There's got to be a service offering in that at least. Have an engineer watching over your shoulder whenever you switch on a machine, and it will never break. Let the balloon go up and the bombs fall, mark my words; as long as there's an engineer on standby in a well-sealed radiation suit, there'll be more than a few cockroaches around setting up web pages and playing Duke Nukem Forever long after humanity breathes its last.
And don't forget divination. That's the flip-side of the coin, when the engineer's natural connection to the dark arts fails, as seen through hours of staring fixedly at Control Panel, hovering the mouse over screen after screen of garbage in the hope of plunging in and extracting a raw nugget of shining gold inspiration. It's one of those great mysteries of computing life, like the way that swearing provides improved operation, or how overclockers can spot the extra demi-Hertz in a system that's already powerful enough to hunt for alien life as a screensaver. And there's homeopathic cures too, in the form of software like registry cleaners and cookie cleaners that dilute potentially effective components into a placebo effect.

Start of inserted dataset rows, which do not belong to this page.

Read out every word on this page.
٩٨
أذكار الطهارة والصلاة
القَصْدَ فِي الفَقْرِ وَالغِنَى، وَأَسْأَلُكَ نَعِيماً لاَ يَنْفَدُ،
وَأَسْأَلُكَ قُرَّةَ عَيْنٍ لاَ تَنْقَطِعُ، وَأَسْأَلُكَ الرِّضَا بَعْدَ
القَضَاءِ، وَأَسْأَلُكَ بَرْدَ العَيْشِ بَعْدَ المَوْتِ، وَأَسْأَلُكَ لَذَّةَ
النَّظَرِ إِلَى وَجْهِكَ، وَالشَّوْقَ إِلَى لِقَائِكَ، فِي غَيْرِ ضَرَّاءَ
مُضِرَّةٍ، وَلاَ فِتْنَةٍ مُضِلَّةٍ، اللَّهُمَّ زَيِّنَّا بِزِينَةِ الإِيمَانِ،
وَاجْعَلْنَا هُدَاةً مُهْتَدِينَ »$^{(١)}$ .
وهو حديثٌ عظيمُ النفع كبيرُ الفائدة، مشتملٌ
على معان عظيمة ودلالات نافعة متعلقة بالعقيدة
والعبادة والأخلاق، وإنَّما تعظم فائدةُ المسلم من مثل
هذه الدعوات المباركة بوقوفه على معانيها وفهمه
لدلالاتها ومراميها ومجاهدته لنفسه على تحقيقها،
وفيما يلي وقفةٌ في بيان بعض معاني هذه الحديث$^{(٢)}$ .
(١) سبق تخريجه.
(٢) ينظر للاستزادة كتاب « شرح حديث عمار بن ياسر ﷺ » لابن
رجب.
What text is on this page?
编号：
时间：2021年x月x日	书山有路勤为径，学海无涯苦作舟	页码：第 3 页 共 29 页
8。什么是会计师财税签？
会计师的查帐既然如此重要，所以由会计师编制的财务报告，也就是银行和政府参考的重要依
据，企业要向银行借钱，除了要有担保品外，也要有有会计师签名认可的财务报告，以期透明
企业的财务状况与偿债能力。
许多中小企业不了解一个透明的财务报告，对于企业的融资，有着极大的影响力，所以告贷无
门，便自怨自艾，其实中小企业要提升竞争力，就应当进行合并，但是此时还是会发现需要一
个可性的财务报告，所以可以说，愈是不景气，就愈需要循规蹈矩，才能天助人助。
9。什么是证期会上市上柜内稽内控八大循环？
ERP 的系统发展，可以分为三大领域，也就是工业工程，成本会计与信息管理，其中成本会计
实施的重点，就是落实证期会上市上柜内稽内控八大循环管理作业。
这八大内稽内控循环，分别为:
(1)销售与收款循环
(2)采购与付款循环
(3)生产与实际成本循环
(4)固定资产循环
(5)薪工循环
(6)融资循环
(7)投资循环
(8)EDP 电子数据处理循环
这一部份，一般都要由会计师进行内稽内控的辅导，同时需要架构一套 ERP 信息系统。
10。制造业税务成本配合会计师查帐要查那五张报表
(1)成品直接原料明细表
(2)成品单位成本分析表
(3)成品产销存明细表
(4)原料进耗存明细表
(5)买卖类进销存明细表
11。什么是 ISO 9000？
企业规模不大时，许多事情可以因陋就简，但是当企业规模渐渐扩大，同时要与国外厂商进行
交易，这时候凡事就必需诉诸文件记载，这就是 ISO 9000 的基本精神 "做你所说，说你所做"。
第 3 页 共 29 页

I suppose that we already have our own version of reflexology, thanks to beating the heck out of systems that refuse to work properly - and it works too, despite no real evidence of how it does - along with prodding sharp objects into any available hole in the hope of finding some secret reset button that only acupuncture makes available. Wonder if it would be as popular in the real world if its practitioners used unbent paperclips and drawing pins. . .
Hmm. Really, all these people looking for some mystical Age of Enlightenment should just buy themselves a Pc. Sadly, despite all this massed spiritual cobblers, mine's still broken. Still, no matter. The hideous old thing's fully insured and there's a big window just on my left. Looks like some lucky passer by is in for their very own UFO encounter. On second thought, better wait for a traffic warden.